I think that there is a problem in my solution (something is missing). In addition, I have few missing details. For example, how to find gates $$i,j,k$$ only from succint representation?

• I think you need to fix a precise definition of succinct representation of $C$ as $S$. Then you will be able to easily extract the input gates $j$ and $k$ from it. For example if $S$ is a circuit that accepts four inputs $i,j,k \in \{0,1\}^{\log n}$, ${\rm op} \in \{0,1\}^2$ and returns 1 iff $j$ and $k$ are connected to $i$ and $i$ computes operation $\rm{op}$. Nov 27, 2021 at 11:57
• @ArturRiazanov Thank you, that helped! Then I can say $\forall i,j,k$ and now it makes sense. Nov 27, 2021 at 12:01

The following $$\Pi_1=\mathbf{coNP}$$ sentence solves the problem: $$C\in\text{CorrectSuccintSolver} \quad\textbf{ iff } \quad \forall S,x,i,j,k\ [M(C,S,x,i,j,k)=1]$$
The TM $$M(C,S,x,i,j,k)$$: Using the input circuit $$C$$, checks the following:
• If $$i$$ is an input gates, checks that the input is consistent with $$x$$.
• If $$i$$ is a logical gate, check whether $$C$$'s output on gate $$i$$ is consistent with $$C$$'s outputs for gates $$j,k$$ that are connected to gate $$i$$ (w.l.o.g., $$i = j \text{ op } k$$ where $$\text{op}\in{\{\wedge,\vee,\neg}\}$$).

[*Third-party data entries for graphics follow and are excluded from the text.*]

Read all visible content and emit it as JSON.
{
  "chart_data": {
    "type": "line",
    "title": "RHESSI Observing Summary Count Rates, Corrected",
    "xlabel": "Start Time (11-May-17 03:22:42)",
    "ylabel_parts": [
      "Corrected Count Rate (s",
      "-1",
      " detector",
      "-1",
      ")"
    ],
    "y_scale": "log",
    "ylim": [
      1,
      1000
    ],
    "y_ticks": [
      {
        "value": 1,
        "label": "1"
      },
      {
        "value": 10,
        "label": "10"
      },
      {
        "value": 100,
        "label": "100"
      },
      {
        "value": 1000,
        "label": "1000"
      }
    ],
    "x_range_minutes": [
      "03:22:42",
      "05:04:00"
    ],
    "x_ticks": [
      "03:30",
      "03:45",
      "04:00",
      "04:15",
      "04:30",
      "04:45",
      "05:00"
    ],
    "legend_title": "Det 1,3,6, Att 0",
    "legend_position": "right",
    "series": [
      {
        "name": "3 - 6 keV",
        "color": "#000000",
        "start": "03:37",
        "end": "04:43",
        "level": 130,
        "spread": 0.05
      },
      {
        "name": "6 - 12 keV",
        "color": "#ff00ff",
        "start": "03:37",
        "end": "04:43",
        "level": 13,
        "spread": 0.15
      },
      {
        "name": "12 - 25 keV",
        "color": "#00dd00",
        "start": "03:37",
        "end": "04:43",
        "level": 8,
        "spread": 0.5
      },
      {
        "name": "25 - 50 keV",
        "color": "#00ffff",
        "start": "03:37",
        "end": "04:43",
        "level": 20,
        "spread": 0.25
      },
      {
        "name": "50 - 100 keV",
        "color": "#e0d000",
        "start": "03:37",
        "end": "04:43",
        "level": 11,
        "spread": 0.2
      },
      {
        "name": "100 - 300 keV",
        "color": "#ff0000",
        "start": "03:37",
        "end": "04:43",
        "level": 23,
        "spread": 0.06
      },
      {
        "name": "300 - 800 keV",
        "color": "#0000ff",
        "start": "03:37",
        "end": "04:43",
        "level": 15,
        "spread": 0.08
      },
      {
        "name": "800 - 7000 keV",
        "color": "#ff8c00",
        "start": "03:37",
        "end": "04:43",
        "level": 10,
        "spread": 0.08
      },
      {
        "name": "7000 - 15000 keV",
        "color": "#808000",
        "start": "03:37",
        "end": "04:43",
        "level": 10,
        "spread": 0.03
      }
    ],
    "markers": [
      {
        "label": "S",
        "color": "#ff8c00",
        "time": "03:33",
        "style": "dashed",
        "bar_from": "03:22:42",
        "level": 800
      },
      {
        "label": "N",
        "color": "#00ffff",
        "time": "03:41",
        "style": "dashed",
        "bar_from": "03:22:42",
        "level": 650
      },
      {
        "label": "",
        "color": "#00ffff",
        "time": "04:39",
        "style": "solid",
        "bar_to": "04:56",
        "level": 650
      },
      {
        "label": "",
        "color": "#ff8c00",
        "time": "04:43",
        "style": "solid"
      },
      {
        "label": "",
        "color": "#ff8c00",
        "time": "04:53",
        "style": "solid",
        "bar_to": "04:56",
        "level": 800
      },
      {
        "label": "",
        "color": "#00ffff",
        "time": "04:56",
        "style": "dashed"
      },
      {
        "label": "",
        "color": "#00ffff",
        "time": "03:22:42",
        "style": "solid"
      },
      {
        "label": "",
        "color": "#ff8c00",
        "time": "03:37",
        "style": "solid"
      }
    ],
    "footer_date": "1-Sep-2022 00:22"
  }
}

Assuming that the succint circuit $$S$$ on input $$i,j,k\in\{0,1\}^{\log n}$$, $$\text{op}\in{\{\wedge,\vee,\neg}\}$$ returns 1 iff $$j,k$$ are connected to $$i$$ and $$i$$ computes operation $$\text{op}$$.
If $$C$$ is consistent with all of the above, $$C$$ is correct succint solver as required.